Lilla Mérabet, élue dans le Grand-Est, nous a rappelé que l’on n’innove jamais tout seul, mais collectivement. Et le collectif passe par la relation entre l’Etat et les collectivités. Innover, cela suppose de pouvoir penser en dehors du cadre. L’innovation génère de la créativité, de la valeur. La région Grand-Est a été durement touchée par le virus : c’est une région qui était déjà très innovante, et qui se montre donc résiliente. Il s’agit de développer les innovations de manière responsable, au service de la transition écologique. Nous sommes une Europe à haute qualité humaine.
Le député Philippe Bolo se bat pour que l’évaluation des politiques publiques soit pleinement réalisée.Il faut ainsi intégrer l’évaluation ex ante, en s’appuyant sur la concertation pour définir une vision partagée, une idée de patrimoine commun que l’on défend. C’est l’efficience qui doit être considérée. De même, l’évaluation ex post est encore insuffisamment pratiquée. Or, cela permet aux parlementaires de pouvoir corriger leurs erreurs. La vraie difficulté tient à ce que les politiques publiques sont inscrites dans des temps électoraux. Il faut être toujours plus agiles.

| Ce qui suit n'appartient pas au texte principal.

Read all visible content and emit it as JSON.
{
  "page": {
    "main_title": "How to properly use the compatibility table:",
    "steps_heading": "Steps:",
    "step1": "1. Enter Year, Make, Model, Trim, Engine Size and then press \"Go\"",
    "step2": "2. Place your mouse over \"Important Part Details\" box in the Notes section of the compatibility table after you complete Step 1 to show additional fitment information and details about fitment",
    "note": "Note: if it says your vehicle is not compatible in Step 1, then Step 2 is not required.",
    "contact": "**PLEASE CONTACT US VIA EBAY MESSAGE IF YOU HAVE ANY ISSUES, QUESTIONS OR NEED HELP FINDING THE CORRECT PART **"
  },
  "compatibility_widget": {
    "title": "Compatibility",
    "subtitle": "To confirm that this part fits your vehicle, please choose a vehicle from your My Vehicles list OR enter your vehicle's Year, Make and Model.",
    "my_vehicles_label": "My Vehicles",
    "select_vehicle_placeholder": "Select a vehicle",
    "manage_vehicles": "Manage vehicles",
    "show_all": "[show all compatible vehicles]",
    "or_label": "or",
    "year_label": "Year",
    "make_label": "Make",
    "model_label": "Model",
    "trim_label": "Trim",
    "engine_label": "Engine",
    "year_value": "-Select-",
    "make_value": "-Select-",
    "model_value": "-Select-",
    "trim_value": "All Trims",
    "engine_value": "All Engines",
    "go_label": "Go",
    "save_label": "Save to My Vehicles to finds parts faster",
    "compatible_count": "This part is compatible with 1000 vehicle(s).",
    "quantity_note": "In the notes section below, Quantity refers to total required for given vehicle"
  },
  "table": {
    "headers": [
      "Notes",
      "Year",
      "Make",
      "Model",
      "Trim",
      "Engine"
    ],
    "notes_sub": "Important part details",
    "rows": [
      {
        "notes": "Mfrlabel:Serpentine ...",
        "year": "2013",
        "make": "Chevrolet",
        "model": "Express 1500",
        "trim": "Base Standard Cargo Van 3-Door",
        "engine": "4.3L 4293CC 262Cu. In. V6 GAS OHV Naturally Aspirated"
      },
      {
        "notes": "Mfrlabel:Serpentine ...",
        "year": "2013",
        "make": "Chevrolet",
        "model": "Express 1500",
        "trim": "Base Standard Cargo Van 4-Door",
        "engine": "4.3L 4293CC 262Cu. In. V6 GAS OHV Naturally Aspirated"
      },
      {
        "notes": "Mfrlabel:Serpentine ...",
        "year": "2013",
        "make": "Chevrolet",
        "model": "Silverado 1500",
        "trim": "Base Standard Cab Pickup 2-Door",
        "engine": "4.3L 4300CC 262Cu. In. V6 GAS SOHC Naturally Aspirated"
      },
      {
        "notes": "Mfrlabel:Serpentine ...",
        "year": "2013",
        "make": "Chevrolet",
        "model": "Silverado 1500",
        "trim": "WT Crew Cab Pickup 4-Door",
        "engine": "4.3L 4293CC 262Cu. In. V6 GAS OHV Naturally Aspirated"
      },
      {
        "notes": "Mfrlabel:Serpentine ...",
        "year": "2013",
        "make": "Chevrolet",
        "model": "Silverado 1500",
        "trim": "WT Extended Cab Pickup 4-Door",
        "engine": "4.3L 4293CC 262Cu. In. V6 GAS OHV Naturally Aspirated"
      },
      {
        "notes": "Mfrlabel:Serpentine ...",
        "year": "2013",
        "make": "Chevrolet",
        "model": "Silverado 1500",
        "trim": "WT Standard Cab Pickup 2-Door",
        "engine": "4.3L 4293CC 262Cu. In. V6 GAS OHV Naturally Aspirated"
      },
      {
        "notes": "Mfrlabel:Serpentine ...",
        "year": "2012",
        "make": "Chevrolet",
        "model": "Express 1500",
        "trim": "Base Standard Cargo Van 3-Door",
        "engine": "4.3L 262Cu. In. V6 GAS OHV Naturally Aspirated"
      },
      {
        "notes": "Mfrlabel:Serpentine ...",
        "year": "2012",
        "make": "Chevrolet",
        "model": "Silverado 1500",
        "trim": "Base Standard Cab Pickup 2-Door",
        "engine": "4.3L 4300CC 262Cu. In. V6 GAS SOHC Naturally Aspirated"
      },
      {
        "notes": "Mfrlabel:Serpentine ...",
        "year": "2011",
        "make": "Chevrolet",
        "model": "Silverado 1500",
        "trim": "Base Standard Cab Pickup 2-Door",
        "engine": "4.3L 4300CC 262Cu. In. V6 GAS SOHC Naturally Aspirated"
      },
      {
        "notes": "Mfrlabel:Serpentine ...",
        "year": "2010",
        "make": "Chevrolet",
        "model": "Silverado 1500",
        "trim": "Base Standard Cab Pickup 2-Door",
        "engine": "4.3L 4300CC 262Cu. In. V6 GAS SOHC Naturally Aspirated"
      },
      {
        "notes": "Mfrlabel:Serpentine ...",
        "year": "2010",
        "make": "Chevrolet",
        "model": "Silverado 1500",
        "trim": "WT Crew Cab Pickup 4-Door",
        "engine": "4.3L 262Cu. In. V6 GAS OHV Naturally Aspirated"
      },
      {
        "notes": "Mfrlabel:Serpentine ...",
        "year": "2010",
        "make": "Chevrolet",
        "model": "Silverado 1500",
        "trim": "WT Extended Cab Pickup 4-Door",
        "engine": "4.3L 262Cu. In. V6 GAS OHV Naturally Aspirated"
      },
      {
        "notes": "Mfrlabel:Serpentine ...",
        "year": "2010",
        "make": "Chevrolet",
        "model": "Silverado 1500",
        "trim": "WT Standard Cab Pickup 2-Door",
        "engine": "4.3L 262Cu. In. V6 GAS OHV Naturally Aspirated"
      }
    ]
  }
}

L’économiste Christian de Boissieu a dialogué avec nos 5 intervenants et nos chercheurs, livrant son diagnostic de la situation actuelle. Il souscrit à la vision partagée qui s’est dégagée, fondée sur l’importance du local, de l’innovation, de l’évaluation. La difficulté de la temporalité vient de ce que nous sommes, à court terme, dans des stratégies défensives. Il s’agit de sauver des emplois, d’éviter des faillites. S’ouvre une période où les coopérations européennes peuvent et doivent progresser. Ce sera plus dur dans un an ou deux, lorsque chaque pays risque de chercher à affirmer ses avantages par rapport aux autres. Mais Christian de Boissieu n’est pas étonné de la relance franco-allemande. Il y a là un moment qu’il ne faut pas gâcher.
La crise actuelle va entraîner un petit mouvement de démondialisation. Il y a une demande de souveraineté, mais il faut bien déterminer à quel niveau. La crise appelle une révision rapide et drastique de la politique européenne de la concurrence. Le sujet de ces prochains mois touche à ce lien compétitivité et Etat. Et le retour des stratégies industrielles est nécessaire. Sur le souci écologique, le rôle des agences de notation va être important, avec une note qui combine les aspects financiers et extra-financiers. Il faut réfléchir à l’ingénierie industrielle et à la politique fiscale. Sur les plans de relance, la dimension écologique et la dimension technologique doivent être fortes.